Chabat A'haré-Mot Kédochim
🕯️🕯️20H37 - ✡️✡️✡️ 21H50
Vendredi 24 avril :
Min'ha à 19H30 suivi de kabalat chabat
Samedi 25 avril :
Cha'harit : 09H30 suivi d'un kidouch 🍷
Torah Café : Cours avec Menouha à 18H00
Cours de Réouven à 18H45
Min'ha à 20H15 suivi de séouda chlichit (Pirké Avot - 4ème chapitre)
Arvit : 21H40

Chabat chalom - Rav Itshak
La minute de Rav Itshak
Paracha A'haré Mot / Kédochim

Devenir saint sans quitter le monde
Les deux parachiot que nous lisons cette semaine semblent d’abord parler de deux univers très différents. Aharé Mot nous fait entrer dans l’intimité du service du Cohen Gadol, le jour de Kippour, au moment le plus solennel de l’année. Kedochim, elle, nous ramène dans la vie quotidienne : respecter ses parents, aider le pauvre, ne pas voler, ne pas médire, aimer son prochain.
Et pourtant, le lien est profond. La Torah nous enseigne que la sainteté ne se trouve pas seulement dans le Beth Hamikdash, dans le jeûne ou dans la prière. Elle se révèle aussi dans la manière de parler, de commercer, de regarder l’autre, de tendre la main, de se maîtriser.

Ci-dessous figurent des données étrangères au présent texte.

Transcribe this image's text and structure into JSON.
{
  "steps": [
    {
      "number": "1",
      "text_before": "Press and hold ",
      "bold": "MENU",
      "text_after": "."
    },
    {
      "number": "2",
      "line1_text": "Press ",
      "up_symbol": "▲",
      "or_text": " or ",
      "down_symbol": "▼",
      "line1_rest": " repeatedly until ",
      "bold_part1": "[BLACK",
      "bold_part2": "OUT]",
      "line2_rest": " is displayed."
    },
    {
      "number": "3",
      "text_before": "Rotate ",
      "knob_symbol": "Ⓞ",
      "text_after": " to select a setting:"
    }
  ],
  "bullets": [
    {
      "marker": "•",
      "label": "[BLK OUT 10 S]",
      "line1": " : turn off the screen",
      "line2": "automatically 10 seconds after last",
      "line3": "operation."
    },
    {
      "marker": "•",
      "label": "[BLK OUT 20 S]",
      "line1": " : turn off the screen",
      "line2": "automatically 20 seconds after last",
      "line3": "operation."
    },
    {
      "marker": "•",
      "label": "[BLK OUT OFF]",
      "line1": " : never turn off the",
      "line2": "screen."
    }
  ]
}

Le verset central de Kedochim est célèbre : “Tu aimeras ton prochain comme toi-même.” Rabbi Akiva disait que c’est un grand principe de la Torah. Mais aimer son prochain ne signifie pas seulement avoir de beaux sentiments. Cela signifie faire attention à sa dignité, ne pas l’humilier, ne pas profiter de sa faiblesse, ne pas rester indifférent à sa souffrance.
Aharé Mot nous rappelle que l’homme peut s’élever très haut, mais Kedochim nous rappelle que cette élévation doit redescendre dans le concret. Après Kippour, après les grandes émotions spirituelles, la vraie question est : comment vais-je me comporter demain avec mon voisin, mon conjoint, mon enfant, mon associé, celui qui m’agace ou celui qui a besoin de moi ?
Un petit midrach illustre cette idée.
On raconte qu’un homme très pieux passait ses journées plongé dans l’étude et la prière. Un jour, en chemin vers la synagogue, il aperçoit un homme pauvre, fatigué, chargé de lourds sacs. L’homme hésite : s’il s’arrête pour l’aider, il arrivera en retard à la prière. S’il continue, il priera à l’heure… mais laissera cet homme en difficulté.
Il choisit finalement de continuer.
Arrivé à la synagogue, il prie avec ferveur. Mais cette fois, quelque chose semble bloqué. Sa prière ne monte pas comme d’habitude. Troublé, il interroge son maître.
Le maître lui répond simplement :
“Ta prière est restée là où tu as laissé cet homme.”
La Torah ne nous demande pas d’être des anges. Elle nous demande d’être des êtres humains capables de sanctifier le quotidien. Parfois, aider quelqu’un, sourire, écouter, vaut plus qu’un long moment de spiritualité détachée du réel.
C’est peut-être cela le message de ces parachiot : la sainteté n’est pas de fuir le monde, mais d’y faire entrer un peu plus de lumière.